>Comment faire passer le message à ses proches ?
>Grâce à une tactique plutôt efficace, celle du disque rayé .
>Elle consiste à déstabiliser l'interlocuteur en se montrant tenace, en
>s'arc-boutant à son non de toutes les manières possibles. Et
>avec le plus grand calme. Cela permettra à votre entourage
>de comprendre que vous ne souhaitez plus être celui ou
>celle qui cède sur tout. Il vous en respectera d'autant
>plus. Bonjour,
La technique du disque rayé est sans doute la plus efficace, mais elle est souvent décrite incomplètement. Je l'utilise beaucoup professionnellement.
Il ne s'agit pas tant de se montrer ferme que de montrer que l'on a compris le problème du demandeur. Répéter seulement son refus est beaucoup moins puissant. Souvent, le demandeur insiste car il croit que vous sous-estimez l'importance de son problème.
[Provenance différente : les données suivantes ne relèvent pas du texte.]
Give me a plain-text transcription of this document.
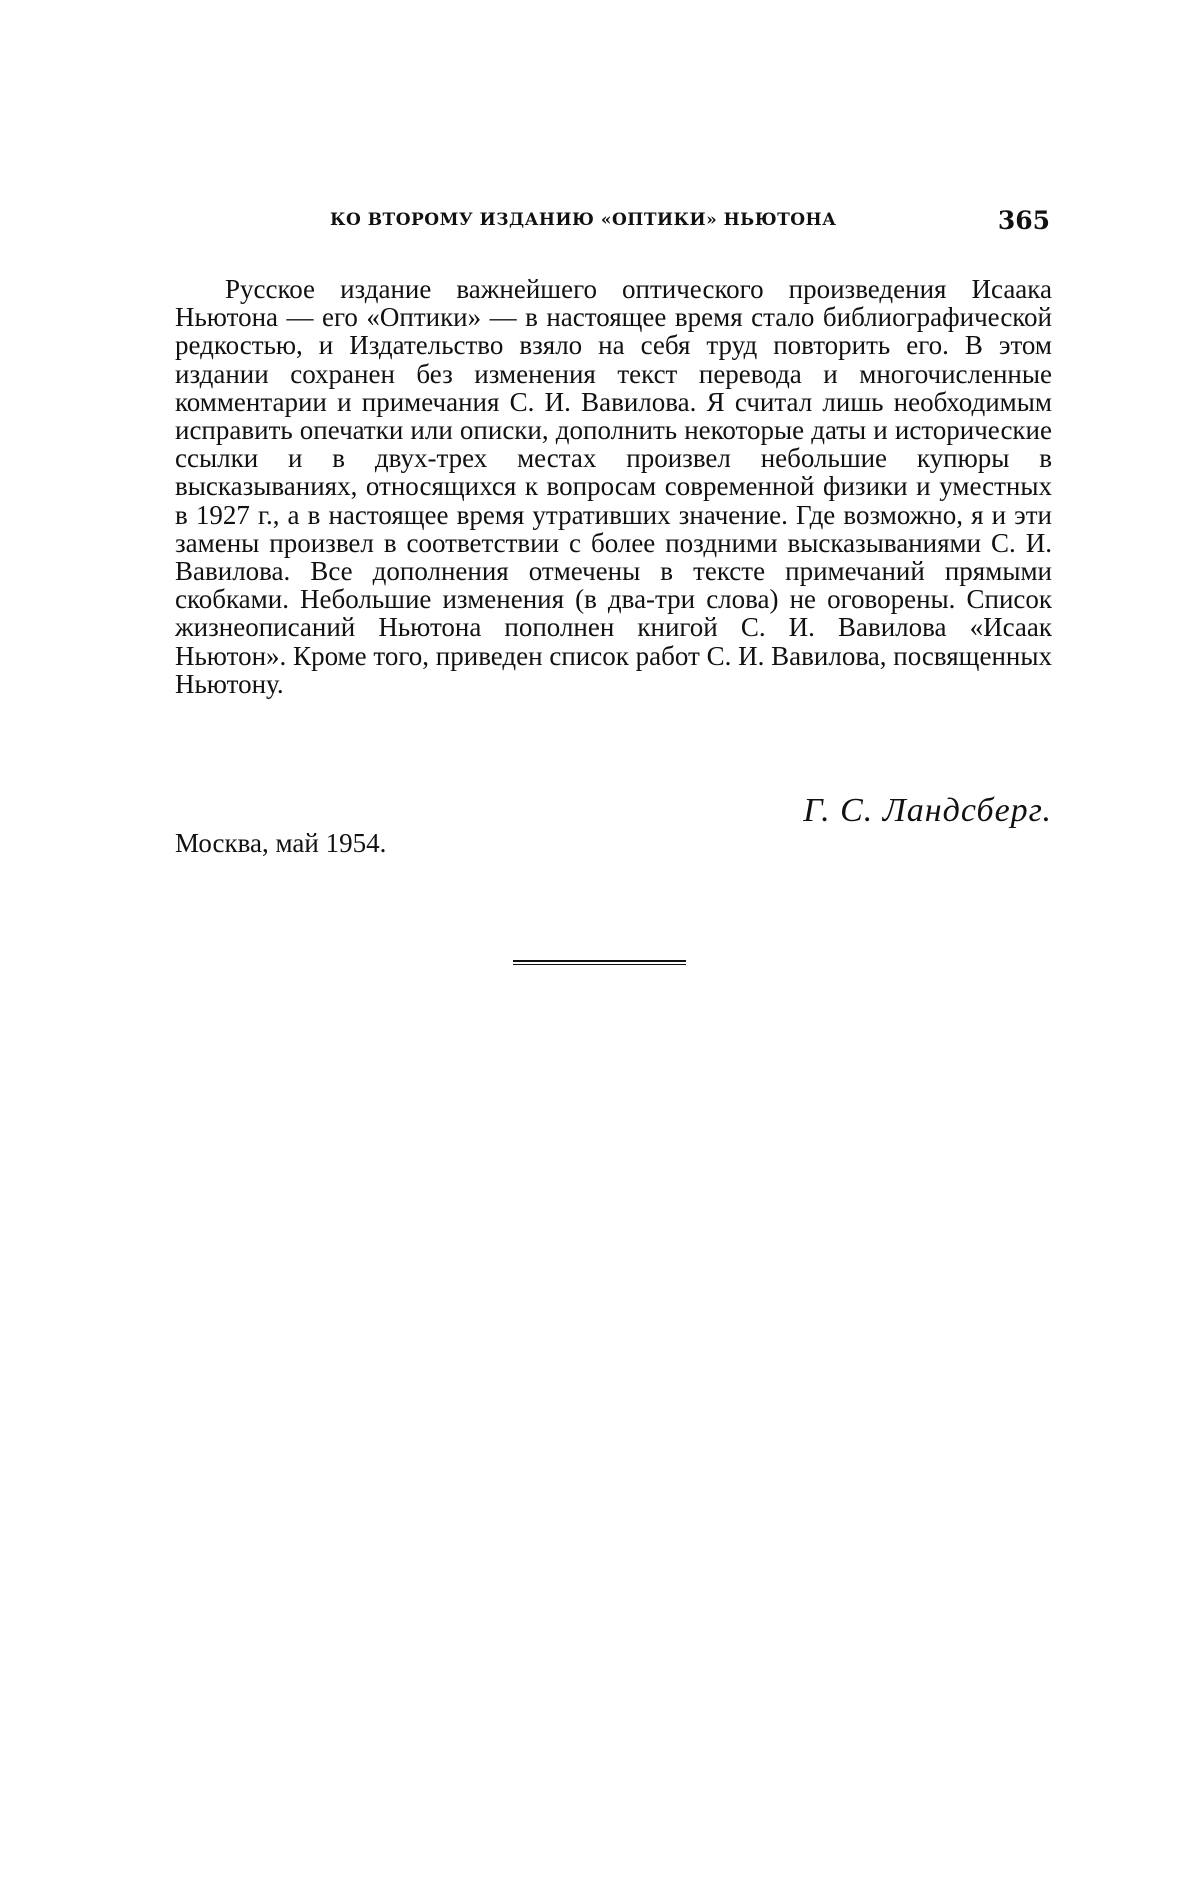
КО ВТОРОМУ ИЗДАНИЮ «ОПТИКИ» НЬЮТОНА	365

Русское издание важнейшего оптического произведения Исаака Ньютона — его «Оптики» — в настоящее время стало библиографической редкостью, и Издательство взяло на себя труд повторить его. В этом издании сохранен без изменения текст перевода и многочисленные комментарии и примечания С. И. Вавилова. Я считал лишь необходимым исправить опечатки или описки, дополнить некоторые даты и исторические ссылки и в двух-трех местах произвел небольшие купюры в высказываниях, относящихся к вопросам современной физики и уместных в 1927 г., а в настоящее время утративших значение. Где возможно, я и эти замены произвел в соответствии с более поздними высказываниями С. И. Вавилова. Все дополнения отмечены в тексте примечаний прямыми скобками. Небольшие изменения (в два-три слова) не оговорены. Список жизнеописаний Ньютона пополнен книгой С. И. Вавилова «Исаак Ньютон». Кроме того, приведен список работ С. И. Вавилова, посвященных Ньютону.

Г. С. Ландсберг.
Москва, май 1954.
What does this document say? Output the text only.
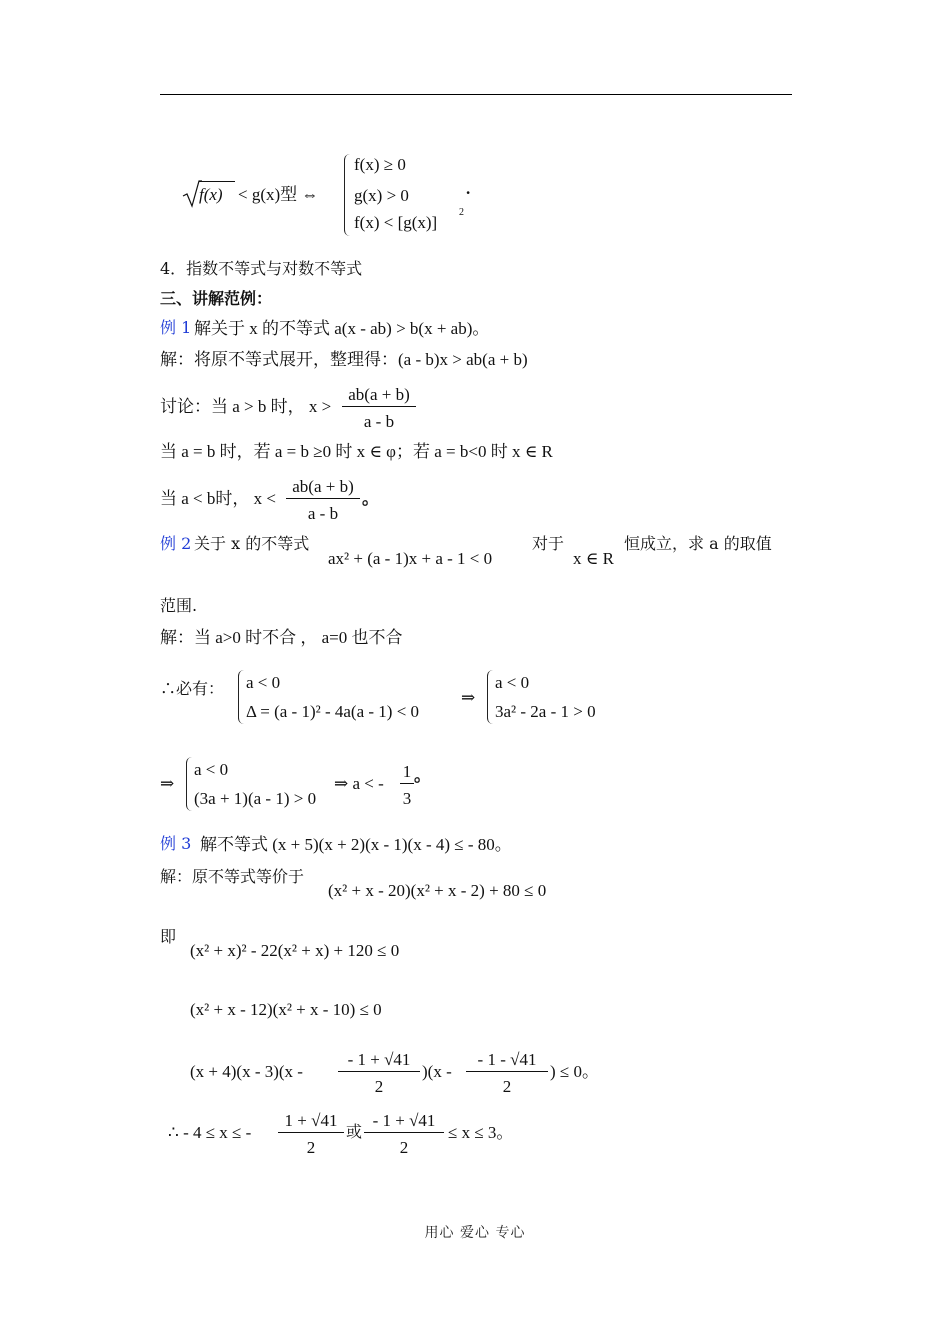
f(x) < g(x)型 ⇔
f(x) ≥ 0
g(x) > 0
f(x) < [g(x)]
2
.
4．指数不等式与对数不等式
三、讲解范例：
例 1 解关于 x 的不等式 a(x - ab) > b(x + ab)。
解：将原不等式展开，整理得：(a - b)x > ab(a + b)
讨论：当 a > b 时， x >
ab(a + b)
a - b
当 a = b 时，若 a = b ≥0 时 x ∈ φ；若 a = b<0 时 x ∈ R
当 a < b时， x <
ab(a + b)
a - b
。
例 2 关于 x 的不等式
ax² + (a - 1)x + a - 1 < 0
对于
x ∈ R
恒成立，求 a 的取值
范围.
解：当 a>0 时不合 ， a=0 也不合
∴必有： a < 0
Δ = (a - 1)² - 4a(a - 1) < 0
⇒
a < 0
3a² - 2a - 1 > 0
⇒
a < 0
(3a + 1)(a - 1) > 0
⇒ a < -
1
3
。
例 3 解不等式 (x + 5)(x + 2)(x - 1)(x - 4) ≤ - 80。
解：原不等式等价于
(x² + x - 20)(x² + x - 2) + 80 ≤ 0
即
(x² + x)² - 22(x² + x) + 120 ≤ 0
(x² + x - 12)(x² + x - 10) ≤ 0
(x + 4)(x - 3)(x -
- 1 + √41
2
)(x -
- 1 - √41
2
) ≤ 0。
∴ - 4 ≤ x ≤ -
1 + √41
2
或
- 1 + √41
2
≤ x ≤ 3。
用心 爱心 专心
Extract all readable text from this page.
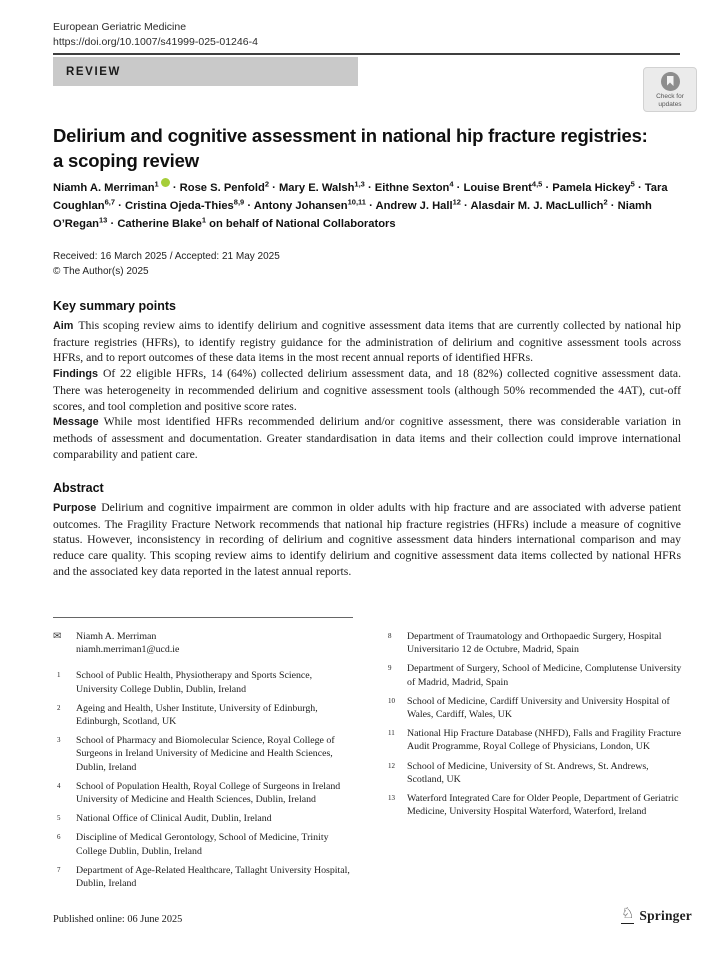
European Geriatric Medicine
https://doi.org/10.1007/s41999-025-01246-4
REVIEW
Check for
updates
Delirium and cognitive assessment in national hip fracture registries:
a scoping review
Niamh A. Merriman$^1$ · Rose S. Penfold$^2$ · Mary E. Walsh$^{1,3}$ · Eithne Sexton$^4$ · Louise Brent$^{4,5}$ · Pamela Hickey$^5$ · Tara Coughlan$^{6,7}$ · Cristina Ojeda-Thies$^{8,9}$ · Antony Johansen$^{10,11}$ · Andrew J. Hall$^{12}$ · Alasdair M. J. MacLullich$^2$ · Niamh O’Regan$^{13}$ · Catherine Blake$^1$ on behalf of National Collaborators
Received: 16 March 2025 / Accepted: 21 May 2025
© The Author(s) 2025
Key summary points

Aim This scoping review aims to identify delirium and cognitive assessment data items that are currently collected by national hip fracture registries (HFRs), to identify registry guidance for the administration of delirium and cognitive assessment tools across HFRs, and to report outcomes of these data items in the most recent annual reports of identified HFRs.

Findings Of 22 eligible HFRs, 14 (64%) collected delirium assessment data, and 18 (82%) collected cognitive assessment data. There was heterogeneity in recommended delirium and cognitive assessment tools (although 50% recommended the 4AT), cut-off scores, and tool completion and positive score rates.

Message While most identified HFRs recommended delirium and/or cognitive assessment, there was considerable variation in methods of assessment and documentation. Greater standardisation in data items and their collection could improve international comparability and patient care.

Abstract

Purpose Delirium and cognitive impairment are common in older adults with hip fracture and are associated with adverse patient outcomes. The Fragility Fracture Network recommends that national hip fracture registries (HFRs) include a measure of cognitive status. However, inconsistency in recording of delirium and cognitive assessment data hinders international comparison and may reduce care quality. This scoping review aims to identify delirium and cognitive assessment data items collected by national HFRs and the associated key data reported in the latest annual reports.

✉ Niamh A. Merriman
niamh.merriman1@ucd.ie
1 School of Public Health, Physiotherapy and Sports Science, University College Dublin, Dublin, Ireland
2 Ageing and Health, Usher Institute, University of Edinburgh, Edinburgh, Scotland, UK
3 School of Pharmacy and Biomolecular Science, Royal College of Surgeons in Ireland University of Medicine and Health Sciences, Dublin, Ireland
4 School of Population Health, Royal College of Surgeons in Ireland University of Medicine and Health Sciences, Dublin, Ireland
5 National Office of Clinical Audit, Dublin, Ireland
6 Discipline of Medical Gerontology, School of Medicine, Trinity College Dublin, Dublin, Ireland
7 Department of Age-Related Healthcare, Tallaght University Hospital, Dublin, Ireland
8 Department of Traumatology and Orthopaedic Surgery, Hospital Universitario 12 de Octubre, Madrid, Spain
9 Department of Surgery, School of Medicine, Complutense University of Madrid, Madrid, Spain
10 School of Medicine, Cardiff University and University Hospital of Wales, Cardiff, Wales, UK
11 National Hip Fracture Database (NHFD), Falls and Fragility Fracture Audit Programme, Royal College of Physicians, London, UK
12 School of Medicine, University of St. Andrews, St. Andrews, Scotland, UK
13 Waterford Integrated Care for Older People, Department of Geriatric Medicine, University Hospital Waterford, Waterford, Ireland
Published online: 06 June 2025	♘ Springer
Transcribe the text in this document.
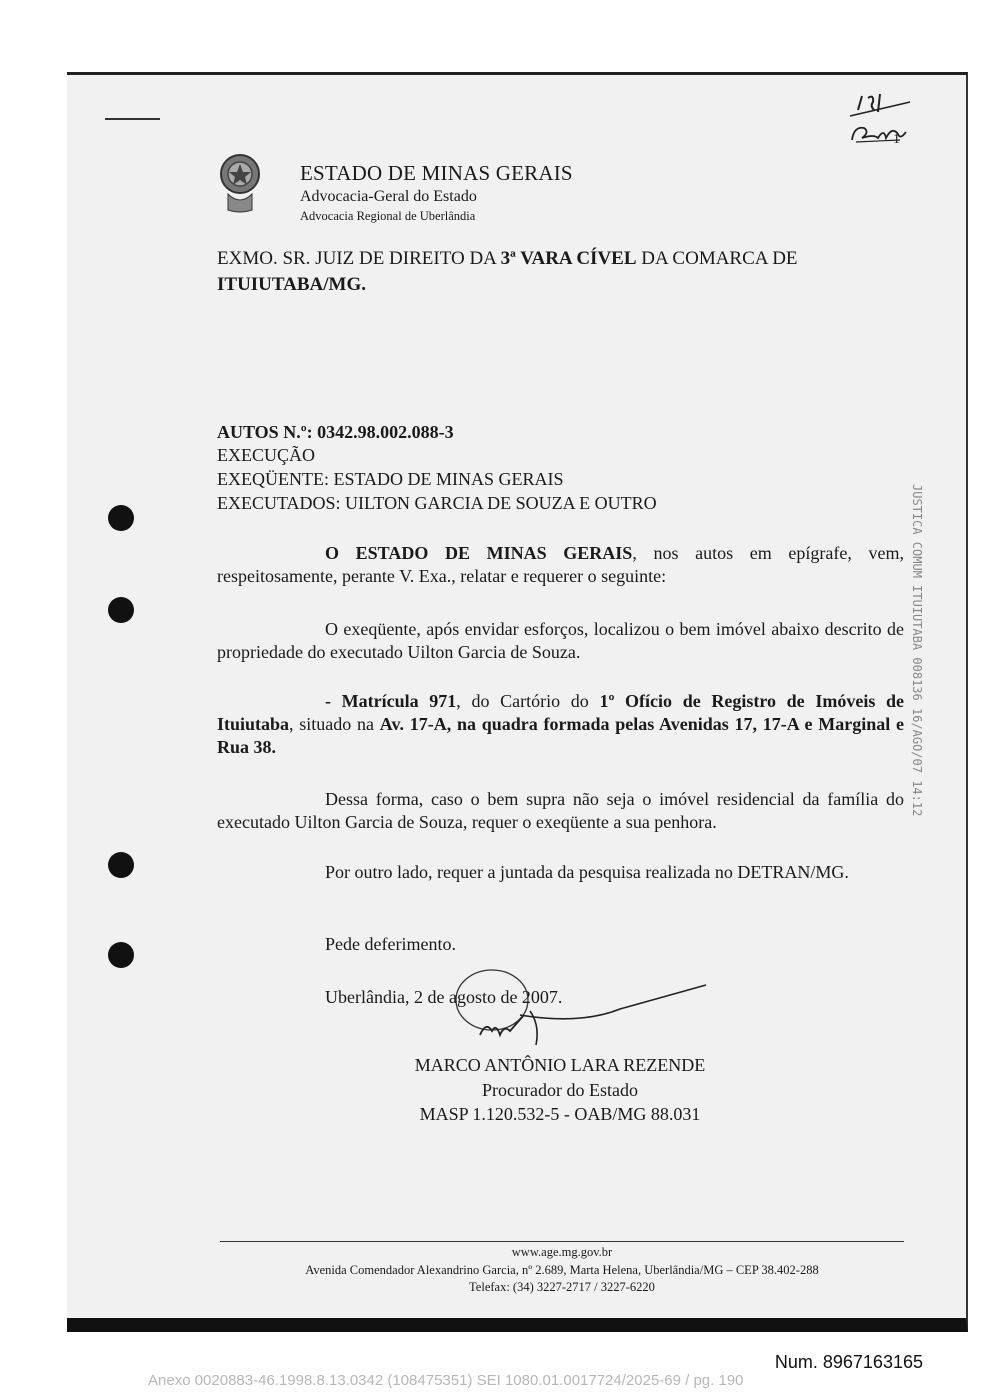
1
ESTADO DE MINAS GERAIS
Advocacia-Geral do Estado
Advocacia Regional de Uberlândia
EXMO. SR. JUIZ DE DIREITO DA 3ª VARA CÍVEL DA COMARCA DE
ITUIUTABA/MG.
AUTOS N.º: 0342.98.002.088-3
EXECUÇÃO
EXEQÜENTE: ESTADO DE MINAS GERAIS
EXECUTADOS: UILTON GARCIA DE SOUZA E OUTRO
O ESTADO DE MINAS GERAIS, nos autos em epígrafe, vem, respeitosamente, perante V. Exa., relatar e requerer o seguinte:
O exeqüente, após envidar esforços, localizou o bem imóvel abaixo descrito de propriedade do executado Uilton Garcia de Souza.
- Matrícula 971, do Cartório do 1º Ofício de Registro de Imóveis de Ituiutaba, situado na Av. 17-A, na quadra formada pelas Avenidas 17, 17-A e Marginal e Rua 38.
Dessa forma, caso o bem supra não seja o imóvel residencial da família do executado Uilton Garcia de Souza, requer o exeqüente a sua penhora.
Por outro lado, requer a juntada da pesquisa realizada no DETRAN/MG.
Pede deferimento.
Uberlândia, 2 de agosto de 2007.
MARCO ANTÔNIO LARA REZENDE
Procurador do Estado
MASP 1.120.532-5 - OAB/MG 88.031
JUSTICA COMUM ITUIUTABA 008136 16/AGO/07 14:12
www.age.mg.gov.br
Avenida Comendador Alexandrino Garcia, nº 2.689, Marta Helena, Uberlândia/MG – CEP 38.402-288
Telefax: (34) 3227-2717 / 3227-6220
Num. 8967163165
Anexo 0020883-46.1998.8.13.0342 (108475351) SEI 1080.01.0017724/2025-69 / pg. 190
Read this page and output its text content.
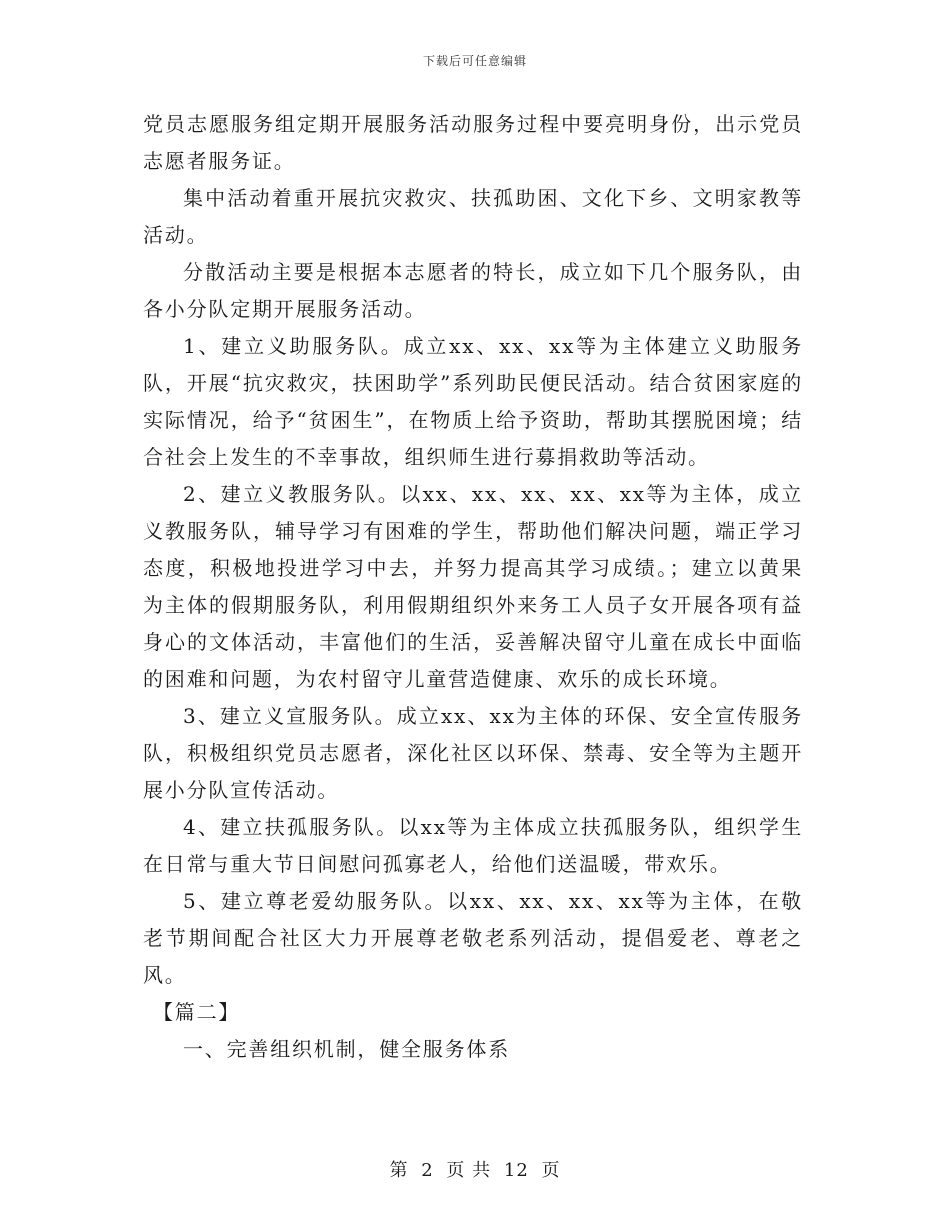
下载后可任意编辑

党员志愿服务组定期开展服务活动服务过程中要亮明身份，出示党员志愿者服务证。

集中活动着重开展抗灾救灾、扶孤助困、文化下乡、文明家教等活动。

分散活动主要是根据本志愿者的特长，成立如下几个服务队，由各小分队定期开展服务活动。

1、建立义助服务队。成立xx、xx、xx等为主体建立义助服务队，开展“抗灾救灾，扶困助学”系列助民便民活动。结合贫困家庭的实际情况，给予“贫困生”，在物质上给予资助，帮助其摆脱困境；结合社会上发生的不幸事故，组织师生进行募捐救助等活动。

2、建立义教服务队。以xx、xx、xx、xx、xx等为主体，成立义教服务队，辅导学习有困难的学生，帮助他们解决问题，端正学习态度，积极地投进学习中去，并努力提高其学习成绩。；建立以黄果为主体的假期服务队，利用假期组织外来务工人员子女开展各项有益身心的文体活动，丰富他们的生活，妥善解决留守儿童在成长中面临的困难和问题，为农村留守儿童营造健康、欢乐的成长环境。

3、建立义宣服务队。成立xx、xx为主体的环保、安全宣传服务队，积极组织党员志愿者，深化社区以环保、禁毒、安全等为主题开展小分队宣传活动。

4、建立扶孤服务队。以xx等为主体成立扶孤服务队，组织学生在日常与重大节日间慰问孤寡老人，给他们送温暖，带欢乐。

5、建立尊老爱幼服务队。以xx、xx、xx、xx等为主体，在敬老节期间配合社区大力开展尊老敬老系列活动，提倡爱老、尊老之风。

【篇二】

一、完善组织机制，健全服务体系

第 2 页 共 12 页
Accuser réception de l'importance de ce problème coupe l'herbe sous le pied de la ré-expression de la demande et dédramatise le refus.
La description de la technique du disque rayé est :
- commencer sa réponse par un message empathique : on a compris l'importance de la demande.
- refuser, tout en observant une gradation à chaque répétition de la demande : le premier refus est plutôt pédagogique : "je ne peux pas, parce que...", le dernier est sans appel "je ne le ferai pas".
Exemple en situation.
- Docteur, je voudrais accompagner ma femme qui à un week-end prolongé par son bureau, pourriez-vous me faire un arrêt de travail ? Vous savez que je ne m'arrête jamais !
- Je comprends, j'imagine que ce week-end serait sympathique (empathie), mais vous me demandez quelque chose de bien difficile (refus de grade faible)
- Vous savez que je ne me suis pas arrêté en 10 ans, j'ai bien droit à une petite fleur.
- Je sais à quel point vous êtes courageux, vous me l'avez souvent montré (empathie), mais un arrêt de travail serait un faux en écriture (argument de refus).
- Allez docteur, soyez sympa, on va aller à Rome, ma femme est folle de joie.
- Croyez bien que j'aimerais être à votre place et que j'ai bien compris l'importance de ce week-end pour vous (empathie), mais je ne fais pas de faux (refus fort).
- Alllllez !! S'il vous plaît, docteur (patient à genoux).
- Vous me faites de la peine, j'aimerais vraiment pouvoir vous aider (empathie), mais je ne vous ferai pas d'arrêt de travail frauduleux, ce n'est pas négociable, trouvez une autre solution (refus formel).
Généralement, la personne craque à ce moment là (mais on peut encore ajouter des cycles de question réponse). Et elle craque sans m'en vouloir, car elle a bien compris que je ne sous-estime ni son courage habituel, ni l'importance de sa demande.
Au contraire, un refus immédiat et brutal l'aurait froissée.
Transpostion dans le monde du travail
- Dugommeau, il me faut ce dossier pour demain.
- C'est le dossier Martin ? En effet, il est urgent (empathie), mais je ne peux pas le faire pour demain (refus poli).
- Comment ça ! il le faut absolument pour demain.
- J'ai bien compris que c'était urgent et que c'est un dossier important, mais il y a d'autres dossiers importants. Je ne peux pas rester tard aujourd'hui.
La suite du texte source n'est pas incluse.